Una signora, rappresentante del Forum dell’Acqua Pubblica, riesce con due domande (scomode nelle intenzioni) a mettere con la prima in un’ingannevole ottima luce la fusione
(“L’acqua resterà pubblica?” “Certo signora, Hera è a maggioranza pubblica!” il che è vero, ma se si omette il fatto che era è composta praticamente solo da amministrazioni e uomini del centrosinistra, viene a mancare il dato politico davvero significativo!) e con la seconda a far fare alla gente che sostiene certi temi come questo dell’Acqua Pubblica la figura degli accattoni invidiosi (“E’ vero Pillon che lei guadagna 387.000 Euro all’anno? “Per mia fortuna, molti di più!”).
Il narratore a questo punto dopo aver ribadito per la 357esima volta che la trasparenza è una cosa bellissima ed è bellissimo che ci sia anche gente contraria a queste iniziative (l’ormai nota gente buea) fa terminare l’incontro al Sindaco che ci propone la minestra riscaldata dell’intervento precedente.

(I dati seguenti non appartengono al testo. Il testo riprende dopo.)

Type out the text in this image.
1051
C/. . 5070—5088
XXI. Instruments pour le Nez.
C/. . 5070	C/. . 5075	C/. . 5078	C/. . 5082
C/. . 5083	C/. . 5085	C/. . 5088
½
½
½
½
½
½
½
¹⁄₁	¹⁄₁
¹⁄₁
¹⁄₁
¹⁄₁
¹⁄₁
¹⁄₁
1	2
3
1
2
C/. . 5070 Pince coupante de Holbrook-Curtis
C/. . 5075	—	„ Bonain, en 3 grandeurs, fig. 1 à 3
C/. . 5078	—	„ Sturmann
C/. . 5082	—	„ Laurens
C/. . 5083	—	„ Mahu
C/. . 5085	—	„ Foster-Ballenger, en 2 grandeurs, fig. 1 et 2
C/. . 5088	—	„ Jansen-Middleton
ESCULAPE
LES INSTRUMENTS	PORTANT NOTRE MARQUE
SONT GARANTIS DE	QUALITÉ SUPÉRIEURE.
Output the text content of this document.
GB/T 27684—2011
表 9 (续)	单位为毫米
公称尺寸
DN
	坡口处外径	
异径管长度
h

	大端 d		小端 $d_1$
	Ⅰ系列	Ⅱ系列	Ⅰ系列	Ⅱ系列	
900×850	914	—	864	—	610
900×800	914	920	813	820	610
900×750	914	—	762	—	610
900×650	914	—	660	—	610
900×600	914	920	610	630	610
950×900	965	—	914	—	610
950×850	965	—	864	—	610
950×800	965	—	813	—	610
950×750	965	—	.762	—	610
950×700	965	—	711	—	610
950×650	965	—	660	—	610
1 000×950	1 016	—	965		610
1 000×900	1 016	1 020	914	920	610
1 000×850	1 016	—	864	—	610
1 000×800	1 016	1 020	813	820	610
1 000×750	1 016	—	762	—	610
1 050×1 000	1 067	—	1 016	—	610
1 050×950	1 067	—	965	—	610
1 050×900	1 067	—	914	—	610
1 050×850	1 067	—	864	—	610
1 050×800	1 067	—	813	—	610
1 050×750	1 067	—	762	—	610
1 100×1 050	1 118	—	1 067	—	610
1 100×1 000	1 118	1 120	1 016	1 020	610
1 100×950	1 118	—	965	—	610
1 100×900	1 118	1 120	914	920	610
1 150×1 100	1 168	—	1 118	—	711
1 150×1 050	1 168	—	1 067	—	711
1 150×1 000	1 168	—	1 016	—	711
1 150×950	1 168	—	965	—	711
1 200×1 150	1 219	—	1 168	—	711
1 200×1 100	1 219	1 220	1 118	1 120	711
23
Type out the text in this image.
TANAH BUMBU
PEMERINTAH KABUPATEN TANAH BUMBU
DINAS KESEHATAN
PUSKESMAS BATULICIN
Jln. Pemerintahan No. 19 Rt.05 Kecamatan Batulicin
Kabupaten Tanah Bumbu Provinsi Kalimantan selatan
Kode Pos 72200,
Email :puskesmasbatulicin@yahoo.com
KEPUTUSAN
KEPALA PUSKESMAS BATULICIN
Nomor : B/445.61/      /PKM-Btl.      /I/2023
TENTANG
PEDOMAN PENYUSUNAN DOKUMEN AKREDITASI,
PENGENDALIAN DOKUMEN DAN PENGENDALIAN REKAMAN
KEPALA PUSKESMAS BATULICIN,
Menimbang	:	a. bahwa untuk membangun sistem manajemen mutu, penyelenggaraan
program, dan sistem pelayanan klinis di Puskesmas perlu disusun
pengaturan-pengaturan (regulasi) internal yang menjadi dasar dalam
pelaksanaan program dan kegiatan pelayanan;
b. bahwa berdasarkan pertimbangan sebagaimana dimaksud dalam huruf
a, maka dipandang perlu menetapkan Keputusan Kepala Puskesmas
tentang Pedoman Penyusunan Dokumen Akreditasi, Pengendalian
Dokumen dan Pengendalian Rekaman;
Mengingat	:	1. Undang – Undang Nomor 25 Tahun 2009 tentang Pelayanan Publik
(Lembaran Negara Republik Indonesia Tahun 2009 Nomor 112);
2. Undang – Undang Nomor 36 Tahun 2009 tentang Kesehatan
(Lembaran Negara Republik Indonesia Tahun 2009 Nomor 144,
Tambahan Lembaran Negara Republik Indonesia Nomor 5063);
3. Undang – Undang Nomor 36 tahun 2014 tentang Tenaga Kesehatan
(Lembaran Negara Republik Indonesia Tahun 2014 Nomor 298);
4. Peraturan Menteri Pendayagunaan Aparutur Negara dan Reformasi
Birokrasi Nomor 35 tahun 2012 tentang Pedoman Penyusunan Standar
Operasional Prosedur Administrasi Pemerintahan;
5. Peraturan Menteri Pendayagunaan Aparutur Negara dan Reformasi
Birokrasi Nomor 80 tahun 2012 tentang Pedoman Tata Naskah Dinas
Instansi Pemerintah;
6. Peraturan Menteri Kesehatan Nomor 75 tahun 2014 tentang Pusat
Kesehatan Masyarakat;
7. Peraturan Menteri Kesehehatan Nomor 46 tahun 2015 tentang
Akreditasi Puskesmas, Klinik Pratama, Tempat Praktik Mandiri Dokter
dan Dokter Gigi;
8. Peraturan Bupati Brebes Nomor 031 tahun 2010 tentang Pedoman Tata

Praticamente sono già per le scale quando sento l’applauso della claque.
Esco dall’hotel pensando ai sospiri di sollievo che stanno tirando i protagonisti: tutto liscio, la gente (buea) se la berrà, la faccia è più o meno salva, o anche no, ma tanto chi se ne frega noi facciamo il cazzo che ci pare e chiuderemo nella Grande Cassaforte Rossa l’acqua ma – e diteci che non siamo geniali! – lasciandola formalmente pubblica così anche quando ci manderete a casa, saremo sempre noi con i nostri amministratori delegati che regalano casse di Euro al Partito a darvela!
Come dire.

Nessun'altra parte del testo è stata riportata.